I had heard that there was evidence for immunological abnormality suggesting an immunological reaction, often clubbed as “auto-immune”. That is the clue to associate it with the earlier injection, if it happened to be the vaccine candidate and not the placebo. Only the DSMB is authorised to break code and determine if placebo or vaccine candidate was given. In this case, one investigation was coronavirus antibody, negative before injection, positive 11 or 12 days later. So, the investigator and ethics committee concluded it was vaccine and not placebo. Either way, it was for the sponsor, the DSMB, and the regulatory agency to dialogue and decide if trial ought to be halted until further notice.

With the reporting of the severe adverse effect, should the trial have been halted?

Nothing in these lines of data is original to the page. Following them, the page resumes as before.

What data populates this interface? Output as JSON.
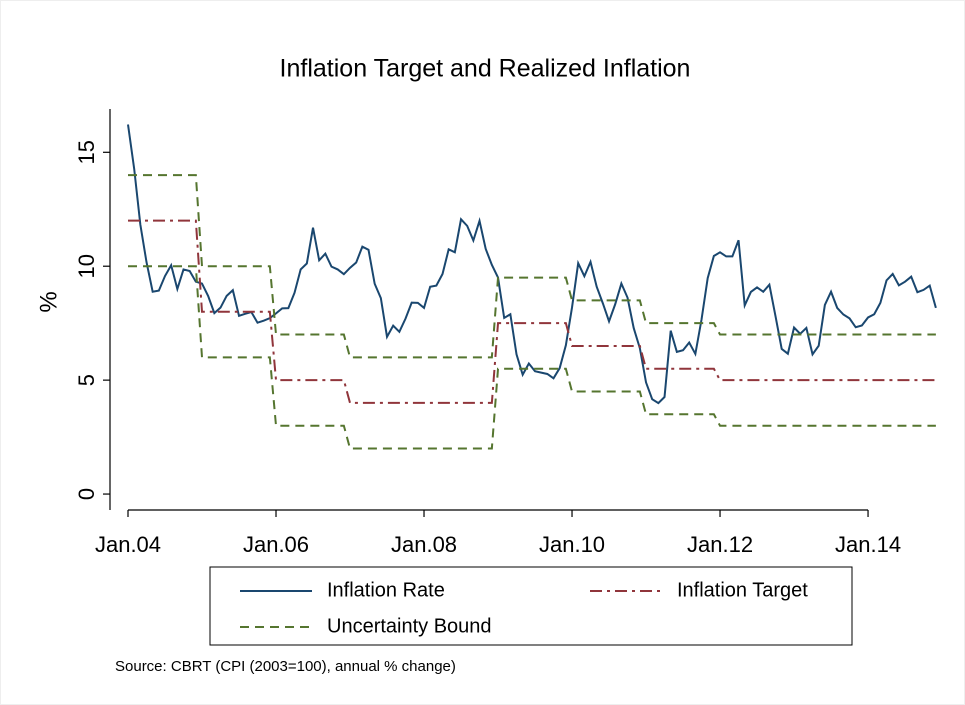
{
  "chart_data": {
    "type": "line",
    "title": "Inflation Target and Realized Inflation",
    "y_label": "%",
    "source": "Source: CBRT (CPI (2003=100), annual % change)",
    "categories": [
      "Jan.04",
      null,
      null,
      null,
      null,
      null,
      null,
      null,
      null,
      null,
      null,
      null,
      null,
      null,
      null,
      null,
      null,
      null,
      null,
      null,
      null,
      null,
      null,
      null,
      "Jan.06",
      null,
      null,
      null,
      null,
      null,
      null,
      null,
      null,
      null,
      null,
      null,
      null,
      null,
      null,
      null,
      null,
      null,
      null,
      null,
      null,
      null,
      null,
      null,
      "Jan.08",
      null,
      null,
      null,
      null,
      null,
      null,
      null,
      null,
      null,
      null,
      null,
      null,
      null,
      null,
      null,
      null,
      null,
      null,
      null,
      null,
      null,
      null,
      null,
      "Jan.10",
      null,
      null,
      null,
      null,
      null,
      null,
      null,
      null,
      null,
      null,
      null,
      null,
      null,
      null,
      null,
      null,
      null,
      null,
      null,
      null,
      null,
      null,
      null,
      "Jan.12",
      null,
      null,
      null,
      null,
      null,
      null,
      null,
      null,
      null,
      null,
      null,
      null,
      null,
      null,
      null,
      null,
      null,
      null,
      null,
      null,
      null,
      null,
      null,
      "Jan.14",
      null,
      null,
      null,
      null,
      null,
      null,
      null,
      null,
      null,
      null,
      null
    ],
    "series": [
      {
        "name": "Inflation Rate",
        "color": "#1a476f",
        "style": "solid",
        "values": [
          16.22,
          14.28,
          11.83,
          10.18,
          8.88,
          8.93,
          9.57,
          10.04,
          9.0,
          9.86,
          9.79,
          9.32,
          9.24,
          8.69,
          7.94,
          8.18,
          8.7,
          8.95,
          7.82,
          7.91,
          7.99,
          7.52,
          7.61,
          7.72,
          7.93,
          8.15,
          8.16,
          8.83,
          9.86,
          10.12,
          11.69,
          10.26,
          10.55,
          9.98,
          9.86,
          9.65,
          9.93,
          10.16,
          10.86,
          10.72,
          9.23,
          8.6,
          6.9,
          7.39,
          7.12,
          7.7,
          8.4,
          8.39,
          8.17,
          9.1,
          9.15,
          9.66,
          10.74,
          10.61,
          12.06,
          11.77,
          11.13,
          11.99,
          10.76,
          10.06,
          9.5,
          7.73,
          7.89,
          6.13,
          5.24,
          5.73,
          5.39,
          5.33,
          5.27,
          5.08,
          5.53,
          6.53,
          8.19,
          10.13,
          9.56,
          10.19,
          9.1,
          8.37,
          7.58,
          8.33,
          9.24,
          8.62,
          7.29,
          6.4,
          4.9,
          4.16,
          3.99,
          4.26,
          7.17,
          6.24,
          6.31,
          6.65,
          6.15,
          7.66,
          9.48,
          10.45,
          10.61,
          10.43,
          10.43,
          11.14,
          8.28,
          8.87,
          9.07,
          8.88,
          9.19,
          7.8,
          6.37,
          6.16,
          7.31,
          7.03,
          7.29,
          6.13,
          6.51,
          8.3,
          8.88,
          8.17,
          7.88,
          7.71,
          7.32,
          7.4,
          7.75,
          7.89,
          8.39,
          9.38,
          9.66,
          9.16,
          9.32,
          9.54,
          8.86,
          8.96,
          9.15,
          8.17
        ]
      },
      {
        "name": "Inflation Target",
        "color": "#90353b",
        "style": "dash-dot",
        "values": [
          12,
          12,
          12,
          12,
          12,
          12,
          12,
          12,
          12,
          12,
          12,
          12,
          8,
          8,
          8,
          8,
          8,
          8,
          8,
          8,
          8,
          8,
          8,
          8,
          5,
          5,
          5,
          5,
          5,
          5,
          5,
          5,
          5,
          5,
          5,
          5,
          4,
          4,
          4,
          4,
          4,
          4,
          4,
          4,
          4,
          4,
          4,
          4,
          4,
          4,
          4,
          4,
          4,
          4,
          4,
          4,
          4,
          4,
          4,
          4,
          7.5,
          7.5,
          7.5,
          7.5,
          7.5,
          7.5,
          7.5,
          7.5,
          7.5,
          7.5,
          7.5,
          7.5,
          6.5,
          6.5,
          6.5,
          6.5,
          6.5,
          6.5,
          6.5,
          6.5,
          6.5,
          6.5,
          6.5,
          6.5,
          5.5,
          5.5,
          5.5,
          5.5,
          5.5,
          5.5,
          5.5,
          5.5,
          5.5,
          5.5,
          5.5,
          5.5,
          5,
          5,
          5,
          5,
          5,
          5,
          5,
          5,
          5,
          5,
          5,
          5,
          5,
          5,
          5,
          5,
          5,
          5,
          5,
          5,
          5,
          5,
          5,
          5,
          5,
          5,
          5,
          5,
          5,
          5,
          5,
          5,
          5,
          5,
          5,
          5
        ]
      },
      {
        "name": "Uncertainty Bound",
        "color": "#55752f",
        "style": "dash",
        "values": [
          14,
          14,
          14,
          14,
          14,
          14,
          14,
          14,
          14,
          14,
          14,
          14,
          10,
          10,
          10,
          10,
          10,
          10,
          10,
          10,
          10,
          10,
          10,
          10,
          7,
          7,
          7,
          7,
          7,
          7,
          7,
          7,
          7,
          7,
          7,
          7,
          6,
          6,
          6,
          6,
          6,
          6,
          6,
          6,
          6,
          6,
          6,
          6,
          6,
          6,
          6,
          6,
          6,
          6,
          6,
          6,
          6,
          6,
          6,
          6,
          9.5,
          9.5,
          9.5,
          9.5,
          9.5,
          9.5,
          9.5,
          9.5,
          9.5,
          9.5,
          9.5,
          9.5,
          8.5,
          8.5,
          8.5,
          8.5,
          8.5,
          8.5,
          8.5,
          8.5,
          8.5,
          8.5,
          8.5,
          8.5,
          7.5,
          7.5,
          7.5,
          7.5,
          7.5,
          7.5,
          7.5,
          7.5,
          7.5,
          7.5,
          7.5,
          7.5,
          7,
          7,
          7,
          7,
          7,
          7,
          7,
          7,
          7,
          7,
          7,
          7,
          7,
          7,
          7,
          7,
          7,
          7,
          7,
          7,
          7,
          7,
          7,
          7,
          7,
          7,
          7,
          7,
          7,
          7,
          7,
          7,
          7,
          7,
          7,
          7
        ]
      },
      {
        "name": "Uncertainty Bound",
        "color": "#55752f",
        "style": "dash",
        "values": [
          10,
          10,
          10,
          10,
          10,
          10,
          10,
          10,
          10,
          10,
          10,
          10,
          6,
          6,
          6,
          6,
          6,
          6,
          6,
          6,
          6,
          6,
          6,
          6,
          3,
          3,
          3,
          3,
          3,
          3,
          3,
          3,
          3,
          3,
          3,
          3,
          2,
          2,
          2,
          2,
          2,
          2,
          2,
          2,
          2,
          2,
          2,
          2,
          2,
          2,
          2,
          2,
          2,
          2,
          2,
          2,
          2,
          2,
          2,
          2,
          5.5,
          5.5,
          5.5,
          5.5,
          5.5,
          5.5,
          5.5,
          5.5,
          5.5,
          5.5,
          5.5,
          5.5,
          4.5,
          4.5,
          4.5,
          4.5,
          4.5,
          4.5,
          4.5,
          4.5,
          4.5,
          4.5,
          4.5,
          4.5,
          3.5,
          3.5,
          3.5,
          3.5,
          3.5,
          3.5,
          3.5,
          3.5,
          3.5,
          3.5,
          3.5,
          3.5,
          3,
          3,
          3,
          3,
          3,
          3,
          3,
          3,
          3,
          3,
          3,
          3,
          3,
          3,
          3,
          3,
          3,
          3,
          3,
          3,
          3,
          3,
          3,
          3,
          3,
          3,
          3,
          3,
          3,
          3,
          3,
          3,
          3,
          3,
          3,
          3
        ]
      }
    ],
    "ylim": [
      -0.7,
      16.9
    ],
    "yticks": [
      0,
      5,
      10,
      15
    ],
    "grid": false,
    "legend": "bottom"
  }
}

If I were in any of the three – regulator, sponsor or DSMB – I would have recommended halting for the purpose of consulting with Astra-Zeneca and Oxford University for their opinion and advice. Note that Serum Institute is the sponsor.

If they declared that acute encephalopathy had not been seen in x number (how many) trial volunteers globally, and if it did not come under the general category of autoimmune reaction involving the central nervous system (brain and spinal cord) if seen in other trial volunteers, in other words, a one-off incident, a decision should have to be made to resume the trial or not.

What is the role of the drug regulator in such cases?

The chief referee has to make decisions on trial management.

Who decides whether an adverse reaction is due to the vaccine or not?

The final decision is by the regulator, who takes into account the ethics committee’s, the DSMB’s, the sponsor’s and the investigator’s advice.

Is the ethics committee of the hospital empowered to decide whether the Severe Adverse Effect is due to the vaccine or not?

The ethics committee has a major say, but the final decision rests elsewhere.

There have been a couple of previous instances of adverse reactions to the said vaccine, with similar neuro problems, as reported in the Chennai case. Is it a red flag to be considered for further investigation?

Yes indeed. That is why urgent consultations among all players should have been done. Biases are human – investigator, sponsor, parent company (Astra-Zeneca and Oxford), all could be biased in favour of the opinion that it is not related to vaccine candidate even if the volunteer had been injected with it – the regulator and DSMB have no reason to be biased.

From your experience, could you say that vaccines can trigger encephalopathy?

From my knowledge (not experience) I know some infections may trigger encephalopathy – and since Covishield consists of chimpanzee adenovirus (spiked with DNA coding for coronavirus spike protein) – the connection has to be considered seriously.